Ah, gotcha. But re: code review, even the most beautifully constructed chains can fail, and how you specify your model can easily cause things to go kabloom even if the machine’s doing everything exactly how it’s supposed to. And it only takes a few minutes to drag your log files into something like Tracer and do some basic peace-of-mind checks (and others, e.g. examine bivariate posterior distributions to assess nonidentifiably wrt your demographic params). More sophisticated diagnostics are scattered across a few programs but don’t take too long to run either (unless you have e.g. hundreds or thousands of chains, like in marginal likelihood estimation w/ stepping stones… a friend’s actually coming out with a program soon—BONSAI—that automates a lot of that grunt work, which might be worth looking out for!). :]
(on phone at gym with shit wifi so can’t provide links/refs atm, sorry!)
Sure! Though unfortunately most of the stuff comes from scattered lectures, workshops, discussions, book chapters, seminars, papers, etc. But for intro multilevel Bayesian regression in R/STAN I’d say John Kruschke’s “Doing Bayesian Data Analysis: A Tutorial with R, JAGS, and Stan” and Richard McElreath’s “Statistical Rethinking: A Bayesian Course with Examples in R and Stan” would be really solid (Richard also has his course lectures up on youtube if you prefer that, though I found his book super readable, so much so that when I took the class with him a few years back I skipped most of his lectures since the room was really hot. But don’t let that dissuade you from watching them, he’s a great guy/speaker and quite fun and funny!).
Purely in terms of building my own intuitions/understanding, though, I’ve found little more helpful than just looking up the relevant algorithms and implementing the damn things from scratch (to talk of reinventing square wheels above lol… though ofc you’d use the far superior underlying code others have written for your actual analysis).
No; I did not fit multiple models. Lasso regression was used to fit a propensity model using the predictors.
Using bachelor’s vs. non-bachelor’s has advantages in interpretability, so I think this was the right move for my purposes.
I did not spend an exorbitant amount of time investigating diagnostics, for the same reason I used a proprietary package was has been built for running these tests at a production level and has been thoroughly code reviewed. I don’t think it’s worth the time to construct an overly customized analysis.
Ah, gotcha. But re: code review, even the most beautifully constructed chains can fail, and how you specify your model can easily cause things to go kabloom even if the machine’s doing everything exactly how it’s supposed to. And it only takes a few minutes to drag your log files into something like Tracer and do some basic peace-of-mind checks (and others, e.g. examine bivariate posterior distributions to assess nonidentifiably wrt your demographic params). More sophisticated diagnostics are scattered across a few programs but don’t take too long to run either (unless you have e.g. hundreds or thousands of chains, like in marginal likelihood estimation w/ stepping stones… a friend’s actually coming out with a program soon—BONSAI—that automates a lot of that grunt work, which might be worth looking out for!). :]
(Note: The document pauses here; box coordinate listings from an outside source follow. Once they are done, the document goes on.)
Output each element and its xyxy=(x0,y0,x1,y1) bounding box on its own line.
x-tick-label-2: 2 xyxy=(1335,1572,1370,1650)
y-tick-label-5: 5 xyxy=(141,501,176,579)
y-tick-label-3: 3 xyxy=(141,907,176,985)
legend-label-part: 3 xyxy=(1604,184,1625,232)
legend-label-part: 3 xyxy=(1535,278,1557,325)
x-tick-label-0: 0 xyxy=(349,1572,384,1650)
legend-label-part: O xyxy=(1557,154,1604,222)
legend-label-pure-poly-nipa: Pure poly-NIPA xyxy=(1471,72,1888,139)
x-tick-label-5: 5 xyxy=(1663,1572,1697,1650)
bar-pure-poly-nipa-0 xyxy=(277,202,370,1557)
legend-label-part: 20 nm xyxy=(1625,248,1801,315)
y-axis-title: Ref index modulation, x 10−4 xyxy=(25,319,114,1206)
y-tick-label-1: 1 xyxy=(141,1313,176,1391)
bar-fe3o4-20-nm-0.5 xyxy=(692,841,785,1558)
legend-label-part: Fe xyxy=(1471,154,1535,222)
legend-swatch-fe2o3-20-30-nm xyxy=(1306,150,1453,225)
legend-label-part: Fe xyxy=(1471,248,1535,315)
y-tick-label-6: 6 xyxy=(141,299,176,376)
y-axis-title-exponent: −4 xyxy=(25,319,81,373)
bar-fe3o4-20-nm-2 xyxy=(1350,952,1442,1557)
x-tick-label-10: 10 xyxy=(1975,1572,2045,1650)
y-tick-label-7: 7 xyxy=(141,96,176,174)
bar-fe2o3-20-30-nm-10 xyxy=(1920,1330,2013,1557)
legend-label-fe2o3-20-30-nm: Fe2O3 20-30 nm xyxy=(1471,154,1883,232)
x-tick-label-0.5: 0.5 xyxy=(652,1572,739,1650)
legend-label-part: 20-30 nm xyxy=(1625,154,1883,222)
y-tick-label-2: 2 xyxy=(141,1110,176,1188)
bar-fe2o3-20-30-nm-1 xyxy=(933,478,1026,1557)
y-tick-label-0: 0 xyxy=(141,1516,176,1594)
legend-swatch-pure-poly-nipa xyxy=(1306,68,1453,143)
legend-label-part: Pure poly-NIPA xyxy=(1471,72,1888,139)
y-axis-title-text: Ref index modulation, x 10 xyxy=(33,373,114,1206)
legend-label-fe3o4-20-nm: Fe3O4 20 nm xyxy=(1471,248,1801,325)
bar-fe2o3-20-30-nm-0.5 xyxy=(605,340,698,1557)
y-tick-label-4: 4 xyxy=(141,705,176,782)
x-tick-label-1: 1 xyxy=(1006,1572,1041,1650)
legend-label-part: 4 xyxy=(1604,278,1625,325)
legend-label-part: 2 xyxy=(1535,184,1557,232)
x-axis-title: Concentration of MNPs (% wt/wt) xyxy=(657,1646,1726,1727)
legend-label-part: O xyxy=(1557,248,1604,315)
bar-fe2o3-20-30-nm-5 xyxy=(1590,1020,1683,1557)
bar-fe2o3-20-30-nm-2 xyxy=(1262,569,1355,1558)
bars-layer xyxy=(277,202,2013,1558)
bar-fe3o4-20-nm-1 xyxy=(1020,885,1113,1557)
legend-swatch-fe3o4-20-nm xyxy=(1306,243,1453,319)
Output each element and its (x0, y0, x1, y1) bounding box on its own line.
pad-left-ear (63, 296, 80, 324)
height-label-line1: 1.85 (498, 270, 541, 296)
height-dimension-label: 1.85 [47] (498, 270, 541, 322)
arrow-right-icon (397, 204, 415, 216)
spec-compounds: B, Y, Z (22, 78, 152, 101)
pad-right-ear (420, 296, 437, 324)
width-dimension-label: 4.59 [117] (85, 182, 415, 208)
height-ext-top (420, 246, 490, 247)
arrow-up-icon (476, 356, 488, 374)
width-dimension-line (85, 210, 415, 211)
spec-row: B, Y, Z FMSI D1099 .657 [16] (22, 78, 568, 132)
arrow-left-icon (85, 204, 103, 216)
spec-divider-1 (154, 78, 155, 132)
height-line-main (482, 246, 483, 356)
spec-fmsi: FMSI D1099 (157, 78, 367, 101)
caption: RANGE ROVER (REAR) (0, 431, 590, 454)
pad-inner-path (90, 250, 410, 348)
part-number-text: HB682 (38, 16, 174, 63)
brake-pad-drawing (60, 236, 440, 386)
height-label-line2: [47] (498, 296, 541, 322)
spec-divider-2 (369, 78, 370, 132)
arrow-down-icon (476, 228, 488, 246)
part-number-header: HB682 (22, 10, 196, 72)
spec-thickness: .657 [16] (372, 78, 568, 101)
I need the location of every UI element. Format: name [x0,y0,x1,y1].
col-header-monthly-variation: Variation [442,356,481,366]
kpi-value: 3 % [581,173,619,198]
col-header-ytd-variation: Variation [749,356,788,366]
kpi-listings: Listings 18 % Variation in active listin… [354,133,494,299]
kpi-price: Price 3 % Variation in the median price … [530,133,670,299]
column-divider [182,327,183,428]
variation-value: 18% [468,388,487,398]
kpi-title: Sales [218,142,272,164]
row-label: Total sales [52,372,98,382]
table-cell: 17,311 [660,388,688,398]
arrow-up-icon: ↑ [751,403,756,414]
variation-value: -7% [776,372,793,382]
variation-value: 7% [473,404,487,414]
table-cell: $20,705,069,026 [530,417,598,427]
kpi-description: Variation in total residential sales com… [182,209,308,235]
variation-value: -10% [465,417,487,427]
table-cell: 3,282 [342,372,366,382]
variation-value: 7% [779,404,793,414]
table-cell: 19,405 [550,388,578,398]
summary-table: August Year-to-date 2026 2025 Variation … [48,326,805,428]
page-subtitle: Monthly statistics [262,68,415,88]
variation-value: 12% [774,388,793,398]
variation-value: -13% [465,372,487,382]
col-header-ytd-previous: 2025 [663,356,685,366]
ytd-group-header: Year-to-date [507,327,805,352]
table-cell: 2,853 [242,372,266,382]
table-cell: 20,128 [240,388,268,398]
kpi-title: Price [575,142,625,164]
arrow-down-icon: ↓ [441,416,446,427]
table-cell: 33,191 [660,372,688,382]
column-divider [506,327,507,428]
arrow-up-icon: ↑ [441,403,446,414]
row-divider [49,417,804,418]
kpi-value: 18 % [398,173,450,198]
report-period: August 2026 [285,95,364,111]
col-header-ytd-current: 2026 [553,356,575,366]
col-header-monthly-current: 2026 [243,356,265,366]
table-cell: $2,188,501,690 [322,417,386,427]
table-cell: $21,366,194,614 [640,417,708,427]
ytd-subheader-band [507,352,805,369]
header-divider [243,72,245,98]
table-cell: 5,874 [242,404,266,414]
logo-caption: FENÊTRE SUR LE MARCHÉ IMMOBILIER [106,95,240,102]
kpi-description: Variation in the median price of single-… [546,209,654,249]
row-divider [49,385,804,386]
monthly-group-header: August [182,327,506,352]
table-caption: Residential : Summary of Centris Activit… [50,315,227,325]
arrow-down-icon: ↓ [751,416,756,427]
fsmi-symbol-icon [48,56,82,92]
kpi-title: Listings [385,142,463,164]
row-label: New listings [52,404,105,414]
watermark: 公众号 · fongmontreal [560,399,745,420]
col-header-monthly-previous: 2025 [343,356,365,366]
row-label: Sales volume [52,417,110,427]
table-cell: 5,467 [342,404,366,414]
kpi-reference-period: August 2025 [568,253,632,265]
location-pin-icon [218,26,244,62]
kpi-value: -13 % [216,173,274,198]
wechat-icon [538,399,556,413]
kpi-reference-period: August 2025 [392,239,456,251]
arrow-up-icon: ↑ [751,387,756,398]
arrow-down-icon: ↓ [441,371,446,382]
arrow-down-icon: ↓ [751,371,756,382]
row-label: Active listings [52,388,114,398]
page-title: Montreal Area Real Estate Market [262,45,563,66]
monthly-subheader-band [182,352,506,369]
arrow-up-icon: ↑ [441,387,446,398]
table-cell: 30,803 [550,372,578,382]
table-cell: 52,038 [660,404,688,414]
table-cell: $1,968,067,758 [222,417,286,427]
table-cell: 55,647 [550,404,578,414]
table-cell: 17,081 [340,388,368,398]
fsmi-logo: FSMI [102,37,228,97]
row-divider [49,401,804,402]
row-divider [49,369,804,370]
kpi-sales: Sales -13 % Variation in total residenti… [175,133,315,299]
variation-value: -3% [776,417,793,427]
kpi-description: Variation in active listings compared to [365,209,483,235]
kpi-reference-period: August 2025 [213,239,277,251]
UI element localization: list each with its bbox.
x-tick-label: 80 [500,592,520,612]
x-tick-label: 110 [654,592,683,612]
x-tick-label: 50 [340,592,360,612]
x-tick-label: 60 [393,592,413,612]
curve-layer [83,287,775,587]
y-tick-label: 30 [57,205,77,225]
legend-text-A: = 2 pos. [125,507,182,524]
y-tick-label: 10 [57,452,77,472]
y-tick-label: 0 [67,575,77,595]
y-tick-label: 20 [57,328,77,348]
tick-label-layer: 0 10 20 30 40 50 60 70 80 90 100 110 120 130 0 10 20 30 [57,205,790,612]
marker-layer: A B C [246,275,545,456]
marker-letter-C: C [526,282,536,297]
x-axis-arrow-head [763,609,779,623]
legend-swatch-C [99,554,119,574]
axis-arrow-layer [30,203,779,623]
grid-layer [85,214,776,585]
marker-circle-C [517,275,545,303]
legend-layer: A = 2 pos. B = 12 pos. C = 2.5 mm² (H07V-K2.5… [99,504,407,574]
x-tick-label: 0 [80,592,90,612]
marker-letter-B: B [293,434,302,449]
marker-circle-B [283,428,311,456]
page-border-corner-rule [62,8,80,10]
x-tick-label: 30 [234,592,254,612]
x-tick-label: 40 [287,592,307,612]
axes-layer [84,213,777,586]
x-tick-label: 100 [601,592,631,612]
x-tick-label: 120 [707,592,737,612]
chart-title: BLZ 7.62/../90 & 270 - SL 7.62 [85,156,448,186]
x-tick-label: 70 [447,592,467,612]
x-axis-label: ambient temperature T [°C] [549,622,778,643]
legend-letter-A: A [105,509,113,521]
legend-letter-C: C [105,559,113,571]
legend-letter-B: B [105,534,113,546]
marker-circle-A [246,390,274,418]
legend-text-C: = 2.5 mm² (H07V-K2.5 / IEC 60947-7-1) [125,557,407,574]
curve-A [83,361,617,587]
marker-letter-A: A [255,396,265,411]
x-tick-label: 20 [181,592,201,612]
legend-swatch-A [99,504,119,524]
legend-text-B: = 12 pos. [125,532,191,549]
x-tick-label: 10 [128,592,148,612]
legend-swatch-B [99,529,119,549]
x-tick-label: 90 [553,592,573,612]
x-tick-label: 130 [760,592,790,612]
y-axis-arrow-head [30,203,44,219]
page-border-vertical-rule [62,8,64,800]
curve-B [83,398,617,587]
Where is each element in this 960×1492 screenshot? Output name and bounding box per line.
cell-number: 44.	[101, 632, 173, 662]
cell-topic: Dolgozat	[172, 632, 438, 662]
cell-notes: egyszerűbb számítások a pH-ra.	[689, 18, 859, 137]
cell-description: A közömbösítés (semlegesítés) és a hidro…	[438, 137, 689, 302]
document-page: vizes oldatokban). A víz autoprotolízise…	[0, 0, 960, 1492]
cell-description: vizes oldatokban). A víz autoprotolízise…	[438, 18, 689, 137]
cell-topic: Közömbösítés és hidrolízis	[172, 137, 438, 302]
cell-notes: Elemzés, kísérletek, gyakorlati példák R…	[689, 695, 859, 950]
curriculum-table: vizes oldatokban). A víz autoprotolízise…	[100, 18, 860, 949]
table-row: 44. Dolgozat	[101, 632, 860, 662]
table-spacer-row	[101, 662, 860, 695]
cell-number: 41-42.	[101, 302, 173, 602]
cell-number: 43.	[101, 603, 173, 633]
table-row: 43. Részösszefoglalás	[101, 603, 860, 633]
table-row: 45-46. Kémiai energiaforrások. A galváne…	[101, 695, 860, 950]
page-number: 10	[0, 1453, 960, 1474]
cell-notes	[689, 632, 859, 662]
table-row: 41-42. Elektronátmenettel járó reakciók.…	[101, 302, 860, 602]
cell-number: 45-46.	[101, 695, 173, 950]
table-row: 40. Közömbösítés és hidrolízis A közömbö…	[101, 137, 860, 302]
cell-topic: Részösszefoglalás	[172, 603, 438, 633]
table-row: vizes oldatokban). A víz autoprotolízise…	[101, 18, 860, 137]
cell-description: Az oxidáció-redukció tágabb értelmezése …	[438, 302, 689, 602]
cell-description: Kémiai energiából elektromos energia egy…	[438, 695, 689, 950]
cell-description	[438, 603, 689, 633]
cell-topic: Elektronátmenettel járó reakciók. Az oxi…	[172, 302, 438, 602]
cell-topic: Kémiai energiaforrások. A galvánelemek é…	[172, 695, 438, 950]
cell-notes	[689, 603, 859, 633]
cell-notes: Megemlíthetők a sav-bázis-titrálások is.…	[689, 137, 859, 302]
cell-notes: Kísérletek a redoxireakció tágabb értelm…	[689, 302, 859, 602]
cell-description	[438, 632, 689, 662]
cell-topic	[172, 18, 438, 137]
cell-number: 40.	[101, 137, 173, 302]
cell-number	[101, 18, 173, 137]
(on phone at gym with shit wifi so can’t provide links/refs atm, sorry!)
Do you have any good textbooks or educational resources to learn these kinds of techniques?
Sure! Though unfortunately most of the stuff comes from scattered lectures, workshops, discussions, book chapters, seminars, papers, etc. But for intro multilevel Bayesian regression in R/STAN I’d say John Kruschke’s “Doing Bayesian Data Analysis: A Tutorial with R, JAGS, and Stan” and Richard McElreath’s “Statistical Rethinking: A Bayesian Course with Examples in R and Stan” would be really solid (Richard also has his course lectures up on youtube if you prefer that, though I found his book super readable, so much so that when I took the class with him a few years back I skipped most of his lectures since the room was really hot. But don’t let that dissuade you from watching them, he’s a great guy/speaker and quite fun and funny!).
Purely in terms of building my own intuitions/understanding, though, I’ve found little more helpful than just looking up the relevant algorithms and implementing the damn things from scratch (to talk of reinventing square wheels above lol… though ofc you’d use the far superior underlying code others have written for your actual analysis).
Sounds interesting. Would love to take a look when you get a chance to provide the links.